Doolittle carries out the first blind flight

A pioneering pilot, aeronautical engineer and a renowned military strategist, James Harold “Jimmy” Doolittle is best remembered for leading a bombing raid in Tokyo during World War II. Not that popular, however, is the fact that Doolittle performed the first blind flight. A.S.Ganesh brings you the details...

September 25, 2017 11:41 am | Updated November 10, 2021 12:21 pm IST

A champion pilot and military strategist, Doolittle also laid the seeds for flying blind. In left is a picture showing the instrument panel of a plane Doolittle used for his blind flight experiments.

A champion pilot and military strategist, Doolittle also laid the seeds for flying blind. In left is a picture showing the instrument panel of a plane Doolittle used for his blind flight experiments.

If that headline is creeping you out, then let’s first put you at ease. If you were under the impression that the term “blind flying” corresponded to flying with your eyes closed or something on those lines, you couldn’t be farther from the truth. For “blind flying” actually implies using only instruments for flying an aircraft as seeing might be difficult through clouds or mists.

You might be further reassured when you know that most commercial pilots these days fly under instrument flight rules, which means that they rely almost entirely on instruments and not their visual sightings, to perform the flying. With that out of the way, it is time to introduce James Harold “Jimmy” Doolittle, the person who first demonstrated blind flying.

Born in California in 1896, Doolittle spent much of his childhood in Alaska. One of the first things that Doolittle learnt to pilot was a dogsled, which is a sled pulled by one or more sled dogs to travel over ice or snow. Back in California, he attended high school in Los Angeles and impressed everyone as a gymnast and a boxer.

He became a flying cadet with the U.S. Army Signal Corps in 1917 and was soon flying solo and serving as a flight gunnery instructor. His dreams of combat during World War I, however, didn’t come true as he was sent to work at the Army’s Kelly Field in Texas, before completing his degree at Berkeley.

First to fly coast to coast

Doolittle became the first to fly across continental United States in less than 24 hours in 1922. Setting out from the Florida coast on the night of September 4, Doolittle made just one stop along the way – to refuel at Texas just after dawn – before touching down in San Diego on September 5.

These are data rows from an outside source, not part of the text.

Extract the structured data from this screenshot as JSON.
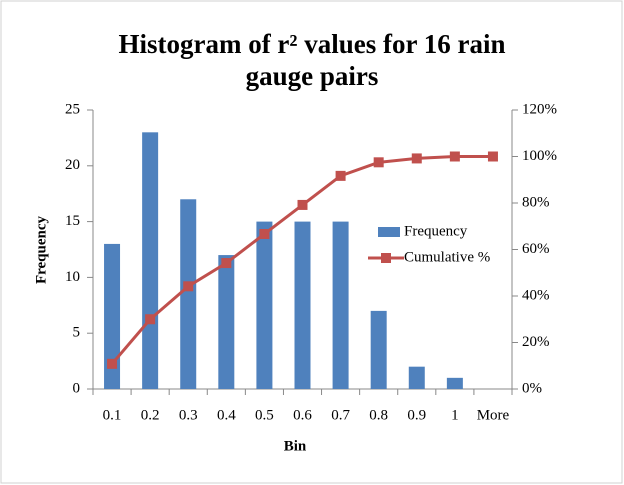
{
  "chart_data": {
    "type": "bar",
    "title": "Histogram of r² values for 16 rain gauge pairs",
    "x_label": "Bin",
    "y_label": "Frequency",
    "categories": [
      "0.1",
      "0.2",
      "0.3",
      "0.4",
      "0.5",
      "0.6",
      "0.7",
      "0.8",
      "0.9",
      "1",
      "More"
    ],
    "series": [
      {
        "name": "Frequency",
        "type": "bar",
        "color": "#4f81bd",
        "values": [
          13,
          23,
          17,
          12,
          15,
          15,
          15,
          7,
          2,
          1,
          0
        ]
      },
      {
        "name": "Cumulative %",
        "type": "line",
        "axis": "y2",
        "color": "#c0504d",
        "values": [
          10.83,
          30,
          44.17,
          54.17,
          66.67,
          79.17,
          91.67,
          97.5,
          99.17,
          100,
          100
        ]
      }
    ],
    "ylim": [
      0,
      25
    ],
    "yticks": [
      0,
      5,
      10,
      15,
      20,
      25
    ],
    "y2lim": [
      0,
      120
    ],
    "y2ticks": [
      {
        "value": 0,
        "label": "0%"
      },
      {
        "value": 20,
        "label": "20%"
      },
      {
        "value": 40,
        "label": "40%"
      },
      {
        "value": 60,
        "label": "60%"
      },
      {
        "value": 80,
        "label": "80%"
      },
      {
        "value": 100,
        "label": "100%"
      },
      {
        "value": 120,
        "label": "120%"
      }
    ],
    "grid": false,
    "legend": "right"
  }
}
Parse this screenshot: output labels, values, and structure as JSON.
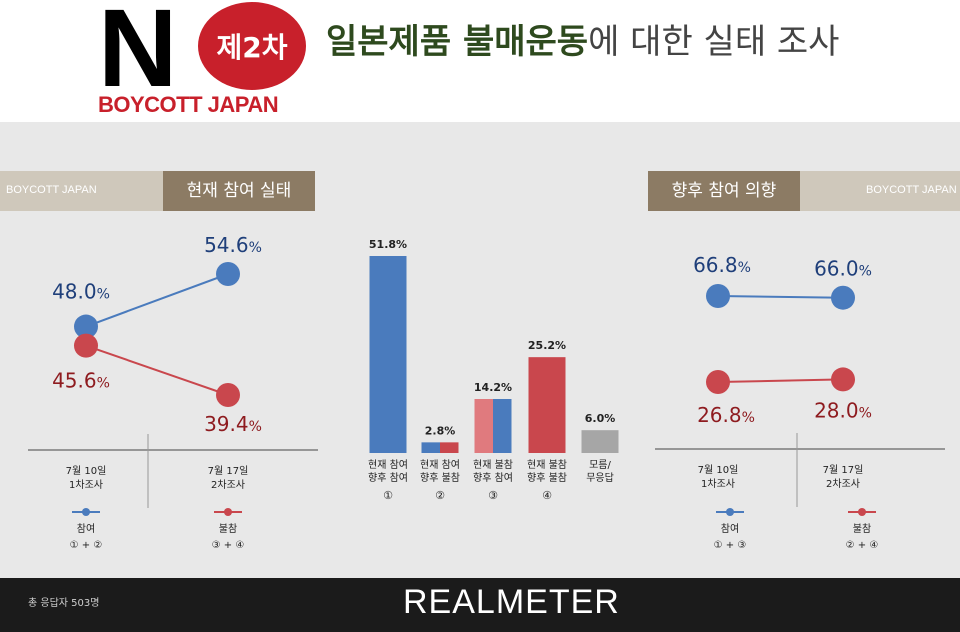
{
  "header": {
    "logo_letter": "N",
    "logo_badge": "제2차",
    "logo_subtitle": "BOYCOTT JAPAN",
    "title_strong": "일본제품 불매운동",
    "title_rest": "에 대한 실태 조사"
  },
  "left_section": {
    "tag_small": "BOYCOTT JAPAN",
    "tag_title": "현재 참여 실태"
  },
  "right_section": {
    "tag_title": "향후 참여 의향",
    "tag_small": "BOYCOTT JAPAN"
  },
  "colors": {
    "blue": "#4a7bbd",
    "red": "#c9474d",
    "gray": "#a6a6a6",
    "value_blue": "#1f3f7a",
    "value_red": "#8e1b1f"
  },
  "chart_data": [
    {
      "type": "line",
      "x": [
        "7월 10일\n1차조사",
        "7월 17일\n2차조사"
      ],
      "series": [
        {
          "name": "참여",
          "sub": "① + ②",
          "values": [
            48.0,
            54.6
          ]
        },
        {
          "name": "불참",
          "sub": "③ + ④",
          "values": [
            45.6,
            39.4
          ]
        }
      ],
      "value_suffix": "%"
    },
    {
      "type": "bar",
      "categories": [
        {
          "label": "현재 참여\n향후 참여",
          "num": "①",
          "value": 51.8,
          "fill": [
            "blue"
          ]
        },
        {
          "label": "현재 참여\n향후 불참",
          "num": "②",
          "value": 2.8,
          "fill": [
            "blue",
            "red"
          ]
        },
        {
          "label": "현재 불참\n향후 참여",
          "num": "③",
          "value": 14.2,
          "fill": [
            "red-light",
            "blue"
          ]
        },
        {
          "label": "현재 불참\n향후 불참",
          "num": "④",
          "value": 25.2,
          "fill": [
            "red"
          ]
        },
        {
          "label": "모름/\n무응답",
          "num": "",
          "value": 6.0,
          "fill": [
            "gray"
          ]
        }
      ],
      "value_suffix": "%"
    },
    {
      "type": "line",
      "x": [
        "7월 10일\n1차조사",
        "7월 17일\n2차조사"
      ],
      "series": [
        {
          "name": "참여",
          "sub": "① + ③",
          "values": [
            66.8,
            66.0
          ]
        },
        {
          "name": "불참",
          "sub": "② + ④",
          "values": [
            26.8,
            28.0
          ]
        }
      ],
      "value_suffix": "%"
    }
  ],
  "footer": {
    "note": "총 응답자 503명",
    "brand": "REALMETER"
  }
}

Having always flown using visual sightings till then, it was during this coast to coast flight that Doolittle had employed instruments for the first time. He had acquired a bank-and-turn indicator for this flight and had planned his journey for the full moon, hoping it would aid his visibility. Heavy thunderstorms and flashes of lightning, alternating with periods of complete darkness, however, meant that it was only these indicators that kept Doolittle oriented properly despite the turbulent night sky.

Drawn towards instruments

The Army sent him to the Massachusetts Institute of Technology, but the idea that instrumentation could allow for flying in little or no visibility kept burning brightly in him. His researches pertained to flying and he obtained his master’s and doctoral degrees in aeronautical engineering, always eager to return to the question of flying blind.

So it was on September 25, 1929, that Doolittle performed the first blind take off, flight and landing. His airplane was specially fitted with a radio beacon for communication with the ground and gyroscopes to establish an artificial horizon.

The artificial horizon, a forerunner to altitude indicator, determined a plane’s relative orientation with respect to the ground and turned out to be an important instrument to make blind flying possible. Equipped thus, Doolittle carried out his feat, even though it was done under special conditions and at a landing field that was familiar to him.

The impact that this flight had on commercial flying was instant. It wasn’t difficult to realise that blind flying would soon lead to all-weather flying, as it would not only be more practical, but also way more safe. As for Doolittle himself, he spent a decade with the Shell Oil Company heading the aviation department and returned to the army full-time in 1940. And in 1942, he planned and led the Doolittle Raid, the first air raid on Japan by the U.S. Army Air Force – a feat for which he is much better remembered than his blind flight.